4月に入り、新潟県内で新たな手口の特殊詐欺が確認されている。その手口とは、“偽の逮捕状”を送るというもの。こうした悪質な手口にだまされないためにも、新潟県警は防犯アプリ『にいがたポリス』の活用を呼びかけている。
■“偽の逮捕状”が自宅に…新たな詐欺手口を確認

4月2日、新潟県内に住む80代女性の自宅にかかってきたのは、警察官を名乗る人物からの電話。
「捕まえた暴力団員が、『あなたが共犯者で現金400万円を渡した』と話している」
その後、女性は男からの指示に従い、住所や金融機関の口座番号などの個人情報を伝えてしまったという。
すると、女性の自宅に郵送されてきたのは“逮捕状”と書かれた文書。女性の家族が不審に思い、警察に相談したことで偽の逮捕状と判明した。
県内では、こうした“偽の逮捕状”を郵送する新たな特殊詐欺の手口とみられる事案が4月に入り2件確認されている。
ただ、逮捕状を事前に犯人に送付してしまえば、逃走や証拠隠滅などを図られる恐れもあるため、県警は「警察が逮捕状を郵送することはない」と注意を呼びかけている。
■名前と家族構成聞かれる…60代女性のもとに郵便会社かたる電話

こうした特殊詐欺の被害を未然に防ぐために有効なのが、新潟県警が配信している『にいがたポリス』というアプリだ。
アプリを開くと、特殊詐欺の事案について詳しく記載がされていて、防犯のポイントについても確認することができる。
その県警が配信する防犯アプリを活用して特殊詐欺の被害を未然に防いだのが、新潟市秋葉区の60代女性だ。
「詐欺に自分は絶対に引っかからないと思っていたが、引っかかった」

きっかけは3月25日に郵便会社から女性の自宅にかかってきた1本の電話。
「荷物を預かっている」という内容の音声ガイドが流れ、ガイドに従って女性がダイヤルを操作したところ、電話は女性オペレーターにつながった。
オペレーターは、女性の名前と家族構成を聞き、「そのままお待ちください」と指示した後、電話は切れてしまったという。
「普通にオペレーターが出てきたので、全く疑いもなく。
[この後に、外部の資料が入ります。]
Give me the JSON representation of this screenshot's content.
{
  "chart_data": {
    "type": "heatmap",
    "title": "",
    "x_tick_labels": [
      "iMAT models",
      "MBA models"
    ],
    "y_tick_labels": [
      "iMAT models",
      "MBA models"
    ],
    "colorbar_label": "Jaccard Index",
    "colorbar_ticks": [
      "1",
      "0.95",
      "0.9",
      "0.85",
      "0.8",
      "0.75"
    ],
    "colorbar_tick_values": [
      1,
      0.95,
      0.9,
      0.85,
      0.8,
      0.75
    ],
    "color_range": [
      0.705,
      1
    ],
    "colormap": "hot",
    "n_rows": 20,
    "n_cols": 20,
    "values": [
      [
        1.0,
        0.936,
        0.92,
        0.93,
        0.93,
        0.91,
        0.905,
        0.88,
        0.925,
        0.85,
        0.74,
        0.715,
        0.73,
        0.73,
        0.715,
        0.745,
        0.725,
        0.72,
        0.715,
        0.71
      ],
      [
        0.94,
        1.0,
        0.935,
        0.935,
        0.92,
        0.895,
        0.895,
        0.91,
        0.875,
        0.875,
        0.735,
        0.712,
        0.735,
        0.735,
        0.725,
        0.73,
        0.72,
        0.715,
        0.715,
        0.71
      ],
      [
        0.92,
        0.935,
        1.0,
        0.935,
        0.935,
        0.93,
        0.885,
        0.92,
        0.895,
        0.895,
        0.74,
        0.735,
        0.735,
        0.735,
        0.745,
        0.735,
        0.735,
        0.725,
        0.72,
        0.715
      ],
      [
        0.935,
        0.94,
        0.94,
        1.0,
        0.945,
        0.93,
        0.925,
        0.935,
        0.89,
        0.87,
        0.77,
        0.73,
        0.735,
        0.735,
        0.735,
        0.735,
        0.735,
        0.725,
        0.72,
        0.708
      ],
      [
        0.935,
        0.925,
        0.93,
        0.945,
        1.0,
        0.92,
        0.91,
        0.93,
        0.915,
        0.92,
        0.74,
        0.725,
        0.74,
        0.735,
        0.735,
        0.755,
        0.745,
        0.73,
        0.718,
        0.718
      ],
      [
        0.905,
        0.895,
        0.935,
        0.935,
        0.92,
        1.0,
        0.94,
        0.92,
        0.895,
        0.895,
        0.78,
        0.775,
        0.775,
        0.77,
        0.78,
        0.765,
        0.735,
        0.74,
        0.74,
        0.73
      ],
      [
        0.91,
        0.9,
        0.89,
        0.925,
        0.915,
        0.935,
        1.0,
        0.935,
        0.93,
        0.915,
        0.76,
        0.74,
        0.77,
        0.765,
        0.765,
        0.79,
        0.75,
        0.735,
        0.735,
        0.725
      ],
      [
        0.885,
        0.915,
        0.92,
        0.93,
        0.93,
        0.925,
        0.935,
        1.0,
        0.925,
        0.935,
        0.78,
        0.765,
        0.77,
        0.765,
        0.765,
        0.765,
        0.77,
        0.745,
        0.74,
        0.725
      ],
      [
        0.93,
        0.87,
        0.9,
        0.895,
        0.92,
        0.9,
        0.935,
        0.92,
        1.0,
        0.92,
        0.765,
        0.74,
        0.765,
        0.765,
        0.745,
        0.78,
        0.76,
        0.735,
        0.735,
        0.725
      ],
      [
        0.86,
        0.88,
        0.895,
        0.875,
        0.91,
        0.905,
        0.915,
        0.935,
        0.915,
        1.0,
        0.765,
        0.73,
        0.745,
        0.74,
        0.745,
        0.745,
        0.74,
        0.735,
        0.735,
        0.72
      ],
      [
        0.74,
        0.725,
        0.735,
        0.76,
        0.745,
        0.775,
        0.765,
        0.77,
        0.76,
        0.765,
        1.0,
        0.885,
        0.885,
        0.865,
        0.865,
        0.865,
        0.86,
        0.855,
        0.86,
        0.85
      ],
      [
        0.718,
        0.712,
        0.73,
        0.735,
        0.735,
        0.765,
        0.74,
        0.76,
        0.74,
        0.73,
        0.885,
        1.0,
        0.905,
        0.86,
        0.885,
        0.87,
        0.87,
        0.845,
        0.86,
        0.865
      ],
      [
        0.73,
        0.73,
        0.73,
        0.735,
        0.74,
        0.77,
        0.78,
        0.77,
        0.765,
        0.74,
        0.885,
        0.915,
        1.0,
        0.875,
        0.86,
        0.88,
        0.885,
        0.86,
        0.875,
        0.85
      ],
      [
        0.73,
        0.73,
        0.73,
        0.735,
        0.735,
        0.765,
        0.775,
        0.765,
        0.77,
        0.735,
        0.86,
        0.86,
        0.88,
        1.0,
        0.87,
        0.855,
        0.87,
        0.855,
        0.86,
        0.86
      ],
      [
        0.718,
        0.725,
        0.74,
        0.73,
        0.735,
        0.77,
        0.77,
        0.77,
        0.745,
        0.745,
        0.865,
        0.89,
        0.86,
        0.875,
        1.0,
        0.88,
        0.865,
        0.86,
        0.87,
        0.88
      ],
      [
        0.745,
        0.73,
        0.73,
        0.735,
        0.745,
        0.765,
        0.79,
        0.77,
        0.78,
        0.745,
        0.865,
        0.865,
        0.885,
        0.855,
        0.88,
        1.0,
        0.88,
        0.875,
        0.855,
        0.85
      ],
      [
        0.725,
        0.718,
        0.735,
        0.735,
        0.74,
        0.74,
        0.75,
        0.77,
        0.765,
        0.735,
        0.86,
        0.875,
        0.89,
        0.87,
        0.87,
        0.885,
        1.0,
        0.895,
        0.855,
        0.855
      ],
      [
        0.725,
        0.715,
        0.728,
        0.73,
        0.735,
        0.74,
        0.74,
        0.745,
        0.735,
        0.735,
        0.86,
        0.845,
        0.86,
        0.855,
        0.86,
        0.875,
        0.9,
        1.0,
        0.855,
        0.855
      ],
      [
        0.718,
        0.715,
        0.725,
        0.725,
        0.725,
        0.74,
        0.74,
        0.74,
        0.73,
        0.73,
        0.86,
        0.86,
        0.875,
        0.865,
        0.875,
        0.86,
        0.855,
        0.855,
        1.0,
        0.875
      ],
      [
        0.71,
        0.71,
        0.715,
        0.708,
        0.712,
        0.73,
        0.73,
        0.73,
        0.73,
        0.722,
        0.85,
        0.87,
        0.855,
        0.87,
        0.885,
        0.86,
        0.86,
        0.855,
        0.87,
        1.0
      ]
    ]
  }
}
とりあえず名前を言えば、その人の荷物がわかると思ったので、私の名前を言った」
■“防犯アプリ”で情報確認し被害防ぐ「ダウンロードして防犯意識高めて」

その後、自宅に不在者票が届いていないことなどから不審に思った女性。
このときに活用したのが、防犯のために登録していたという県警の防犯アプリだった。
女性は「秋葉区で今、郵便局をかたる特殊詐欺の電話が多発していると書いてあったので、警察署に連絡をした」と明かす。
詐欺だと確信した女性は、すぐに警察に通報し、特殊詐欺の被害を免れたという。
2025年、特殊詐欺の被害額が過去最多を更新した県内では、26年も特殊詐欺の被害額が増加している。
県警生活安全企画課の高橋雅樹安全安心推進室長は「防犯アプリでの情報提供にも力を入れているので、より多くの方にダウンロードしていただいて、ご自身で防犯意識を高めていただきたい」と被害に合わないためにも防犯アプリの活用を呼びかけている。